À chaque fois lié à un peuple spécifique, le projet souligne la multiplicité des réponses aux conditions de vie imposées par la nature et l’histoire. C’est dans ce contexte qu’il aborde la notion de « racine ». En rencontrant des peuples solidement ancrés dans leur territoire et d’autres ayant été soumis à l’épreuve du déracinement, les « hommes racines » dessinent les profondes mutations qui affectent notre modernité.

Les peuples autochtones sont trop souvent les premières victimes des désastres écologiques : pénurie alimentaire, déforestation, réchauffement climatique, pollution, guerre de l’eau, autant de questions cruciales qui, loin d’être locales, concernent l’ensemble de l’humanité.

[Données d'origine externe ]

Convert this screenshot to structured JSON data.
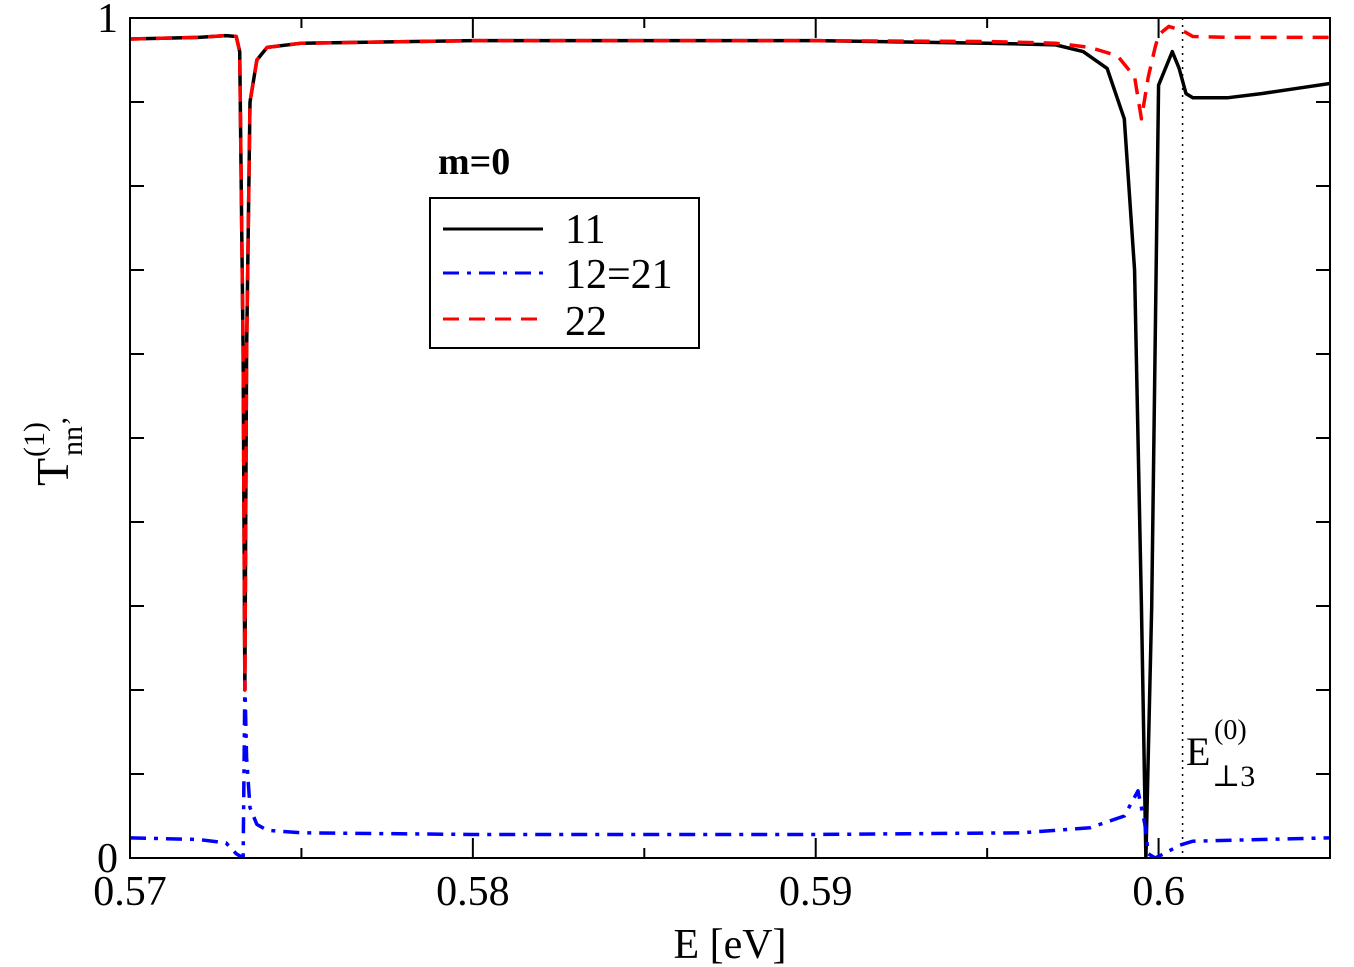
{
  "chart_data": {
    "type": "line",
    "xlabel": "E [eV]",
    "ylabel": {
      "base": "T",
      "sup": "(1)",
      "sub": "nn’"
    },
    "xlim": [
      0.57,
      0.605
    ],
    "ylim": [
      0,
      1
    ],
    "x_ticks": [
      {
        "value": 0.57,
        "label": "0.57"
      },
      {
        "value": 0.58,
        "label": "0.58"
      },
      {
        "value": 0.59,
        "label": "0.59"
      },
      {
        "value": 0.6,
        "label": "0.6"
      }
    ],
    "x_minor_step": 0.005,
    "y_ticks": [
      {
        "value": 0,
        "label": "0"
      },
      {
        "value": 1,
        "label": "1"
      }
    ],
    "y_minor_step": 0.1,
    "grid": false,
    "legend": {
      "title": "m=0",
      "position": "upper-left-center",
      "entries": [
        "11",
        "12=21",
        "22"
      ]
    },
    "annotation": {
      "base": "E",
      "sup": "(0)",
      "sub": "⊥3",
      "x": 0.6007
    },
    "series": [
      {
        "name": "11",
        "color": "#000000",
        "dash": "solid",
        "points": [
          [
            0.57,
            0.975
          ],
          [
            0.572,
            0.977
          ],
          [
            0.5728,
            0.979
          ],
          [
            0.5731,
            0.978
          ],
          [
            0.5732,
            0.96
          ],
          [
            0.5733,
            0.6
          ],
          [
            0.57335,
            0.2
          ],
          [
            0.5734,
            0.6
          ],
          [
            0.5735,
            0.9
          ],
          [
            0.5737,
            0.95
          ],
          [
            0.574,
            0.965
          ],
          [
            0.575,
            0.97
          ],
          [
            0.58,
            0.973
          ],
          [
            0.585,
            0.973
          ],
          [
            0.59,
            0.973
          ],
          [
            0.595,
            0.97
          ],
          [
            0.597,
            0.968
          ],
          [
            0.5978,
            0.96
          ],
          [
            0.5985,
            0.94
          ],
          [
            0.599,
            0.88
          ],
          [
            0.5993,
            0.7
          ],
          [
            0.5995,
            0.3
          ],
          [
            0.59963,
            0.0
          ],
          [
            0.5998,
            0.3
          ],
          [
            0.6,
            0.92
          ],
          [
            0.6004,
            0.96
          ],
          [
            0.6006,
            0.94
          ],
          [
            0.6008,
            0.91
          ],
          [
            0.601,
            0.905
          ],
          [
            0.602,
            0.905
          ],
          [
            0.603,
            0.91
          ],
          [
            0.604,
            0.916
          ],
          [
            0.605,
            0.922
          ]
        ]
      },
      {
        "name": "12=21",
        "color": "#0000ff",
        "dash": "dashdot",
        "points": [
          [
            0.57,
            0.024
          ],
          [
            0.572,
            0.022
          ],
          [
            0.5728,
            0.018
          ],
          [
            0.5731,
            0.005
          ],
          [
            0.5733,
            0.0
          ],
          [
            0.57335,
            0.21
          ],
          [
            0.5734,
            0.12
          ],
          [
            0.5735,
            0.06
          ],
          [
            0.5737,
            0.04
          ],
          [
            0.574,
            0.033
          ],
          [
            0.575,
            0.03
          ],
          [
            0.58,
            0.028
          ],
          [
            0.59,
            0.028
          ],
          [
            0.596,
            0.03
          ],
          [
            0.598,
            0.036
          ],
          [
            0.599,
            0.05
          ],
          [
            0.5994,
            0.08
          ],
          [
            0.5996,
            0.04
          ],
          [
            0.5997,
            0.005
          ],
          [
            0.5999,
            0.0
          ],
          [
            0.6002,
            0.006
          ],
          [
            0.6006,
            0.015
          ],
          [
            0.601,
            0.02
          ],
          [
            0.603,
            0.022
          ],
          [
            0.605,
            0.024
          ]
        ]
      },
      {
        "name": "22",
        "color": "#ff0000",
        "dash": "dashed",
        "points": [
          [
            0.57,
            0.975
          ],
          [
            0.572,
            0.977
          ],
          [
            0.5728,
            0.979
          ],
          [
            0.5731,
            0.978
          ],
          [
            0.5732,
            0.96
          ],
          [
            0.5733,
            0.6
          ],
          [
            0.57335,
            0.2
          ],
          [
            0.5734,
            0.6
          ],
          [
            0.5735,
            0.9
          ],
          [
            0.5737,
            0.95
          ],
          [
            0.574,
            0.965
          ],
          [
            0.575,
            0.97
          ],
          [
            0.58,
            0.973
          ],
          [
            0.59,
            0.973
          ],
          [
            0.595,
            0.972
          ],
          [
            0.597,
            0.97
          ],
          [
            0.598,
            0.965
          ],
          [
            0.5988,
            0.955
          ],
          [
            0.5993,
            0.93
          ],
          [
            0.5995,
            0.88
          ],
          [
            0.5997,
            0.93
          ],
          [
            0.5999,
            0.965
          ],
          [
            0.6,
            0.98
          ],
          [
            0.6003,
            0.99
          ],
          [
            0.6007,
            0.985
          ],
          [
            0.601,
            0.978
          ],
          [
            0.602,
            0.977
          ],
          [
            0.605,
            0.977
          ]
        ]
      }
    ]
  }
}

La situation de ces peuples nous renvoie donc à nous mêmes. Quelle relation avons-nous avec la nature ? Le lien ne s’est-il pas rompu entre la planète et nos sociétés occidentales ? Sensibiliser le public et susciter des interrogations sur notre rapport à la nature et notre responsabilité dans les changements qui l’affectent, tel est l’objet du parcours photographique hommes|racines.

Les Hadza, minés par l'avancée du monde moderne, assistent impuissants à l'effondrement de leurs valeurs.

Près du village de Gorofani, sur les rives du Lac Eyasi, un hadza revient de la chasse avec un singe qu'il vient de tuer avec son arc.

Un jeune hadza de Mangola au retour d'une chasse organisée pour les touristes.

Sous l’emprise de l'alcool, certains Hadza sont réduits à l’état de « mendiants de la savane ».

Ironie du tourisme : l'authenticité qu'il recherche est compromise par son propre développement.

Les Hadza, minés par l’avancée du monde moderne, assistent impuissants à l’effondrement de leurs valeurs.

La plupart des touristes contemplent avec une supériorité bienveillante ce qu’on leur présente comme un « peuple fossile ».

Au sein de la société hadza, les hommes récoltent du miel et chassent à l’arc.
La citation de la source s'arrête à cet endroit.